Every 15 minutes dusk fell, then night, showcasing the approximately 335,000 lights.
THERE WAS A WORKING AIRPORT.
A water-filled harbor with a WORKING CRUISE SHIP. Even a space shuttle launch!
It all just kept going and going, taking you from Switzerland to Germany to the imaginary Knuffigen then America and Scandinavia. The world itself was marvelous. (And it’s expanding!) Of course my guys were all in awe of the trains and moving parts.
And that was just the setting. I found the penny-height people to be the most fascinating. The 215,000 figurines that populated the miniature world provided fuel for stories. Where are the passengers going? What deal are the office workers in the midst of? The people are what make the world realistic and fantastic. The concert-goers, holiday-makers, emergency responders, workers.
Activation buttons throughout the exhibit allowed you to light up vignettes, like this underground lab at Area 51, or set small features like a bungee jumper or weather balloon in motion.
I was delighted to discover the little winks from the creators throughout the Wunderland. The worker spilling a vat of chocolate in the chocolate factory (that actually dispensed little Lindt chocolate bars!). The couple schtupping on a desk on the top floor of an office building. The strong man lifting a car in a traffic jam. The bank robbers just moments away from being busted. The “lovers” in a sunflower field that made everyone who spotted them blush. The unicorn on the hillside. The scuba-diving cows.
The thought that went into the creation of Minitaur Wunderland is deeply impressive. It did take 580,000 hours to build, after all!

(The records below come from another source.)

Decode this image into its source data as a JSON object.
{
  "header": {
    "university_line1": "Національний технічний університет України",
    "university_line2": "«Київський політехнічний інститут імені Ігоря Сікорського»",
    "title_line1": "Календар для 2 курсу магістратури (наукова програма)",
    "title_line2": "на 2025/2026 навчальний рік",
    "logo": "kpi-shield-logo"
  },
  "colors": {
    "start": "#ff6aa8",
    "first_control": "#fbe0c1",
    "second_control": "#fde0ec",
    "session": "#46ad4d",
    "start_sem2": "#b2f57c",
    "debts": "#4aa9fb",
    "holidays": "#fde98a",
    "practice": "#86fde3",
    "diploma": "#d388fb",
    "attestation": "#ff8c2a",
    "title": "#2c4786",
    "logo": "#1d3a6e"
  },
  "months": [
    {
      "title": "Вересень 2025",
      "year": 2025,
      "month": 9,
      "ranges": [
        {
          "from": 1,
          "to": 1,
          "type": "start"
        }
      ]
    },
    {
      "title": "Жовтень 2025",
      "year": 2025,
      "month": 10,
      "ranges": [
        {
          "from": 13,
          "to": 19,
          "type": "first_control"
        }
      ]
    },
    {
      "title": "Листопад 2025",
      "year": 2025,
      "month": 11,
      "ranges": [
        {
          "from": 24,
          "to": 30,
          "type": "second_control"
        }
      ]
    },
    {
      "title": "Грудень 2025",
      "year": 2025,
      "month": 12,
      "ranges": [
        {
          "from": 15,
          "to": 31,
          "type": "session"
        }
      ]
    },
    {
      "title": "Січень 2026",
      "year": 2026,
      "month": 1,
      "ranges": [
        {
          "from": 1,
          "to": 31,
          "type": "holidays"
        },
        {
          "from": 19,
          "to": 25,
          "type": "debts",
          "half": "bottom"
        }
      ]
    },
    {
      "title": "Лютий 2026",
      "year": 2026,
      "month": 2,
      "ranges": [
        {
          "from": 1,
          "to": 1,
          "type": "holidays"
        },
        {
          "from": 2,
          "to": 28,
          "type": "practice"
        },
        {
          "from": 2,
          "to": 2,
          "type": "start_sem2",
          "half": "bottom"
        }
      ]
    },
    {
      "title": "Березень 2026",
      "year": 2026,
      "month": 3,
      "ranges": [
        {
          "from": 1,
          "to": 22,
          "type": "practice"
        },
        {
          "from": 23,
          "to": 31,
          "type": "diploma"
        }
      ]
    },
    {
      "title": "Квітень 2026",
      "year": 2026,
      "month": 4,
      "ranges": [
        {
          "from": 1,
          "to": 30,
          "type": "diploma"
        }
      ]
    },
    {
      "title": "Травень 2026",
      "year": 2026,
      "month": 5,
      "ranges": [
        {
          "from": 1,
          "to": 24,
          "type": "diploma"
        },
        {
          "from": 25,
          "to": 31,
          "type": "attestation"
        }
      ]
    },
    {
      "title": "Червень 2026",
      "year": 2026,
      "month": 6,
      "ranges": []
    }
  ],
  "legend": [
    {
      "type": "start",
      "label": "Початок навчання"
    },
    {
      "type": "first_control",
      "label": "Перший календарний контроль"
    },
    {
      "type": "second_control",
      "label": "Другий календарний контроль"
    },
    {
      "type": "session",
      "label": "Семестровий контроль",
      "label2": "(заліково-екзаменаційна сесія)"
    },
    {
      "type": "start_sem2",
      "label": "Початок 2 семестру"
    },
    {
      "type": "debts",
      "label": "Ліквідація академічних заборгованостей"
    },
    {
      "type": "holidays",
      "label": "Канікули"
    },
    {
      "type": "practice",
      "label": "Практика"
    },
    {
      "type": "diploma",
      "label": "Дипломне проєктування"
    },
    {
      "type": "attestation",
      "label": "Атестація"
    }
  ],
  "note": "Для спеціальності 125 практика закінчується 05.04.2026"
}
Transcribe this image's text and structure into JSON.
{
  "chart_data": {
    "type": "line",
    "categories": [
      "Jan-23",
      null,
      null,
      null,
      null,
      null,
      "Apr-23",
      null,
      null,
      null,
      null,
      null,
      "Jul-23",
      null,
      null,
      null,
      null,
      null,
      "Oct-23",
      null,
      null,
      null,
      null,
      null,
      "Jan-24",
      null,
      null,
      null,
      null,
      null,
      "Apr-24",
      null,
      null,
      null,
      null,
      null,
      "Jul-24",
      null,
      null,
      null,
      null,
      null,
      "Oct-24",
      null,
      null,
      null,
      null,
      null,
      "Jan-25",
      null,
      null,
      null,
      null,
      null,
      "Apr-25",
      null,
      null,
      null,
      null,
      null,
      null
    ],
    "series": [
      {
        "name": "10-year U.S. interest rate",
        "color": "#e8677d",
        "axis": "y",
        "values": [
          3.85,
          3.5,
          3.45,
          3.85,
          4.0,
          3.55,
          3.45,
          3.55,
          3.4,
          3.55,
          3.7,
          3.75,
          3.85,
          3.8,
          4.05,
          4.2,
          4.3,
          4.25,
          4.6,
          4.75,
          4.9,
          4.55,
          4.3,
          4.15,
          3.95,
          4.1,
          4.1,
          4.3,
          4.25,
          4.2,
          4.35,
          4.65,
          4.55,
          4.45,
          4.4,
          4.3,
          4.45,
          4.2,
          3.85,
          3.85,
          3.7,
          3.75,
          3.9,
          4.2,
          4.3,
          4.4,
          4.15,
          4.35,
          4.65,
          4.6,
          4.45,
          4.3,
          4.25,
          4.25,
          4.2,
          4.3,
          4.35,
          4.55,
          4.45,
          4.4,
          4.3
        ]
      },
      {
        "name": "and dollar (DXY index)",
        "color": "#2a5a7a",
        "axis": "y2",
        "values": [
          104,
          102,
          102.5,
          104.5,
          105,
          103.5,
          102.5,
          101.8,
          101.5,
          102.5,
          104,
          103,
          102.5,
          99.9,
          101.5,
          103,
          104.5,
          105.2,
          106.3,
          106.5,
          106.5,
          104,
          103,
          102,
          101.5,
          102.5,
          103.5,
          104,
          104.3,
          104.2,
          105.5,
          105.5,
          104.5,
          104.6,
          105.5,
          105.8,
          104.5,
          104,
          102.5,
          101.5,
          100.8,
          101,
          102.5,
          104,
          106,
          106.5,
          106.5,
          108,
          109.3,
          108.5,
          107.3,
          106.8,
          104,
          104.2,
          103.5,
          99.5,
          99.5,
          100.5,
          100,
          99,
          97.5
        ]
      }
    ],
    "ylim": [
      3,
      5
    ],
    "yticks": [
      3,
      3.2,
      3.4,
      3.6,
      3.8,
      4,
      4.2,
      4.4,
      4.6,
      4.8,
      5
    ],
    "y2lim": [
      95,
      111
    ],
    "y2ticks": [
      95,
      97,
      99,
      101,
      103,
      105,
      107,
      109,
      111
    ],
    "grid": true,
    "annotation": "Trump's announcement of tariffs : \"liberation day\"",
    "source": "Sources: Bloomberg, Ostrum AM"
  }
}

While the baby enjoyed watching the trains, trucks and planes whizz by, nearly as much as his brother, lunch time approached quickly. We could have eaten at the on-site restaurant, but we had our hearts set on a nearby crêperie. There are many details I missed. I would love to return after some expansion is complete. Italy is currently under construction. France, Great Britain and Africa are planned (through 2019). If you have a chance to visit, don’t miss it. It really is astounding!